MR. JONADAB LEECH TURNS UP WITH A CARPET-BAG AND OPENS HIS BUREAU

The young officers at the court-house meantime had fared very well. It is true that most of the residents treated them coldly, if civilly, and that the girls of the place, of whom there were quite a number, turned aside whenever they met them, and passed by with their heads held high, and their eyes straight to the front, flashing daggers. But this the young men were from experience more or less used to.

Reely Thurston told Middleton that if he would leave matters to him, he would engineer him through the campaign, and before it was over would be warbling ditties with all the pretty girls in a way to make his cousin, Miss Ruth Welch, green with envy. The lieutenant began by parading up and down on his very fine horse; but the only result he attained was to hear a plump young girl ask another in a clear voice, evidently meant for him to hear, “What poor Southerner,” she supposed, “that little Yankee stole that horse from!” He recognized the speaker as the young lady he had seen looking at them from the door of the clerk’s office the morning of their arrival.
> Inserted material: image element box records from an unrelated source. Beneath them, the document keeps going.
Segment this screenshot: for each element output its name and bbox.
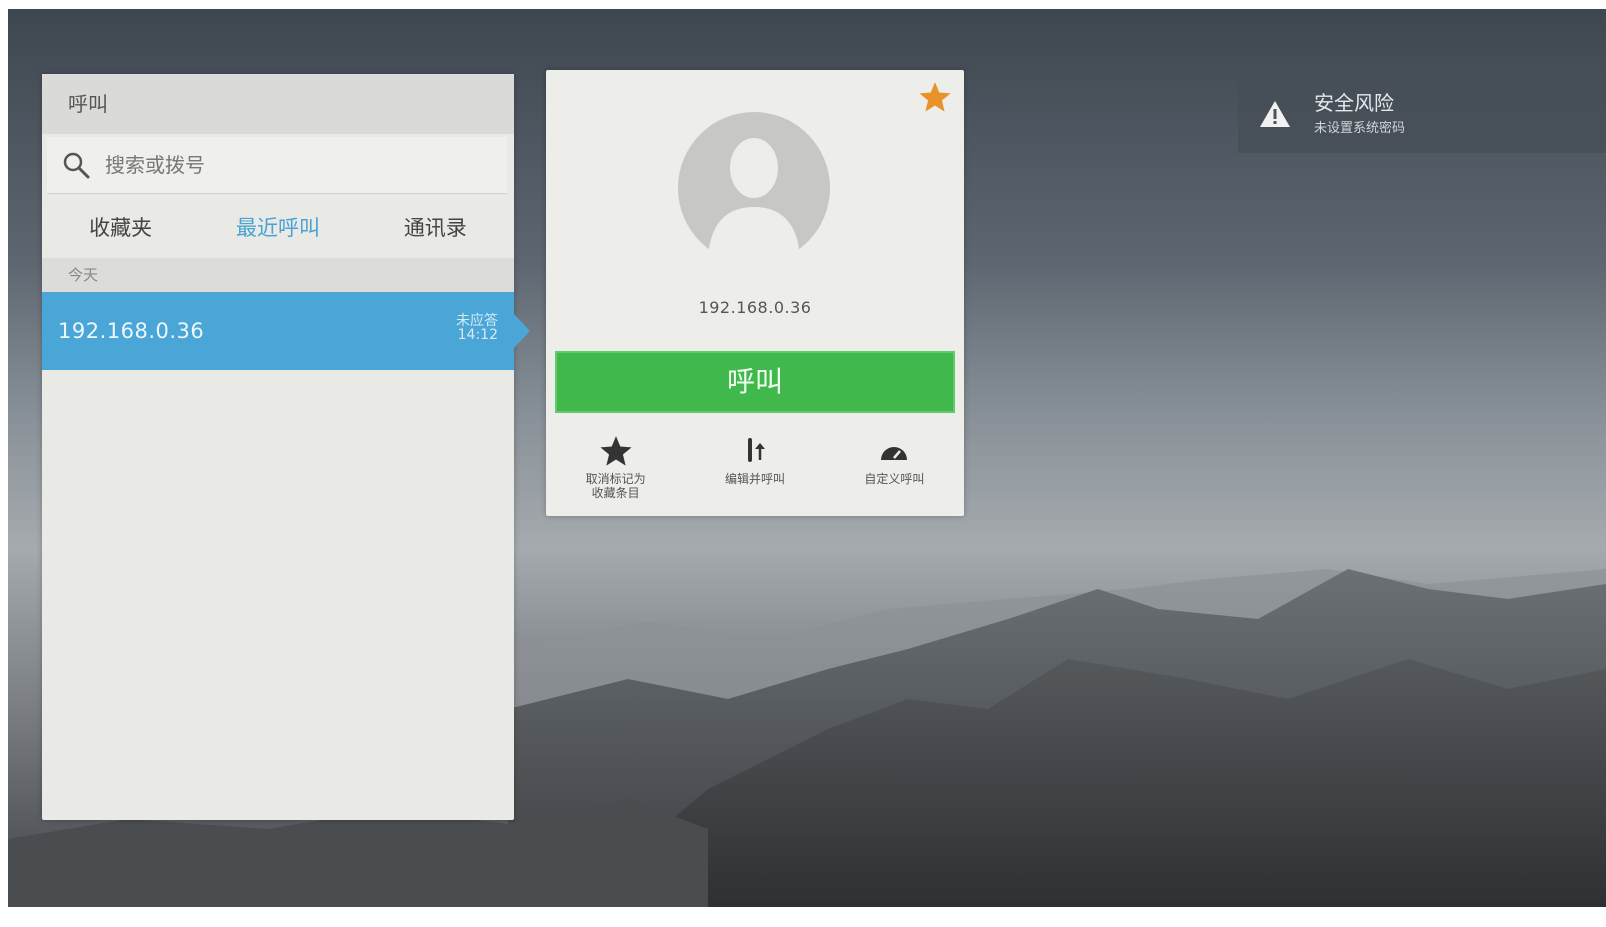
edit-and-call-label: 编辑并呼叫 <box>724 472 785 486</box>
search-input[interactable] <box>103 152 487 178</box>
edit-and-call-button[interactable]: 编辑并呼叫 <box>685 434 824 510</box>
search-box[interactable] <box>47 137 507 194</box>
call-tabs: 收藏夹 最近呼叫 通讯录 <box>42 200 514 256</box>
screen: 呼叫 收藏夹 最近呼叫 通讯录 今天 192.168.0.36 未应答 14:1… <box>8 9 1606 907</box>
unfavorite-label-line1: 取消标记为 <box>585 472 646 486</box>
unfavorite-label-line2: 收藏条目 <box>591 486 640 500</box>
tab-recent-calls[interactable]: 最近呼叫 <box>199 200 356 256</box>
unfavorite-button[interactable]: 取消标记为 收藏条目 <box>546 434 685 510</box>
recent-call-time: 14:12 <box>457 327 498 343</box>
avatar <box>678 112 830 264</box>
contact-detail-card: 192.168.0.36 呼叫 取消标记为 收藏条目 编辑并呼叫 自定义呼叫 <box>546 70 964 516</box>
recent-call-status: 未应答 14:12 <box>456 314 498 342</box>
selection-arrow <box>514 314 530 348</box>
security-notice-title: 安全风险 <box>1314 91 1394 115</box>
favorite-star-icon[interactable] <box>918 80 952 114</box>
recent-call-address: 192.168.0.36 <box>58 319 205 343</box>
custom-call-label: 自定义呼叫 <box>864 472 925 486</box>
custom-call-button[interactable]: 自定义呼叫 <box>825 434 964 510</box>
call-button[interactable]: 呼叫 <box>555 351 955 413</box>
section-label-today: 今天 <box>42 258 514 292</box>
search-icon <box>63 152 90 179</box>
call-panel: 呼叫 收藏夹 最近呼叫 通讯录 今天 192.168.0.36 未应答 14:1… <box>42 74 530 820</box>
warning-icon <box>1260 101 1290 127</box>
tab-directory[interactable]: 通讯录 <box>357 200 514 256</box>
panel-title: 呼叫 <box>42 74 514 134</box>
tab-favorites[interactable]: 收藏夹 <box>42 200 199 256</box>
custom-call-icon <box>881 447 908 460</box>
star-icon <box>600 436 632 466</box>
action-bar: 取消标记为 收藏条目 编辑并呼叫 自定义呼叫 <box>546 434 964 510</box>
security-notice-subtitle: 未设置系统密码 <box>1314 121 1406 136</box>
recent-call-row[interactable]: 192.168.0.36 未应答 14:12 <box>42 292 530 370</box>
recent-call-status-text: 未应答 <box>456 313 498 329</box>
edit-call-icon <box>747 438 765 462</box>
security-notice[interactable]: 安全风险 未设置系统密码 <box>1238 77 1606 153</box>
contact-address: 192.168.0.36 <box>698 298 812 317</box>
Brutusville, the county seat where they were posted, was a pretty little straggling country village of old-fashioned houses amid groves of fine old trees, lying along the main road of the county, where it wound among shady slopes, with the blue mountain range in the distance. Most of the houses were hip-roofed and gray with age. The river—the same stream that divided Red Rock from Birdwood—passed near the village, broadening as it reached the more level country and received the waters of one or two other streams. Before the war there had been talk of establishing deep-water connections with the lower country, as the last rapids of any extent were not far below Brutusville. Dr. Cary, however, had humorously suggested that they would find it easier to macadamize the river than to make it navigable.

THE GIRLS OF THE PLACE TURNED ASIDE, WHENEVER THEY MET THEM AND PASSED BY WITH THEIR HEADS HELD HIGH.

The county seat had suffered, like the rest of the county, during the war; but as it happened, the main body of the enemy had been kept out of the place by high water, and the fine old trees did much to conceal the scars that had been made.

The old, brick court-house in the middle of the green, peeping out from among the trees, with its great, classical portico, was esteemed by the residents of the village to be, perhaps, the most imposing structure in the world. Mr. Dockett, the clerk—who had filled this position for nearly forty years, with the exception of the brief period when, fired by martial enthusiasm, he had gone off with Captain Gray’s company—told Lieutenant Thurston a day or two after the latter’s arrival, that while he had never been to Greece or, indeed, out of the State, he had been informed by those who had been there that the court-house was, perhaps, in some respects, more perfect than any building in Athens. Lieutenant Thurston said he had never been to Greece either, but he was quite sure it was. He also added that he considered Mr. Dockett’s own house a very beautiful one, and thought that it showed evidences, in its embellishments, of that same classical taste that Mr. Dockett admired so much. Mr. Dockett, while accepting the compliment with due modesty, answered that if the lieutenant wished to see a beautiful house he should see Red Rock. And thereupon began new matter, the young officer gently leading the old gentleman to talk of all the people and affairs of the neighborhood, including the charms of the girls.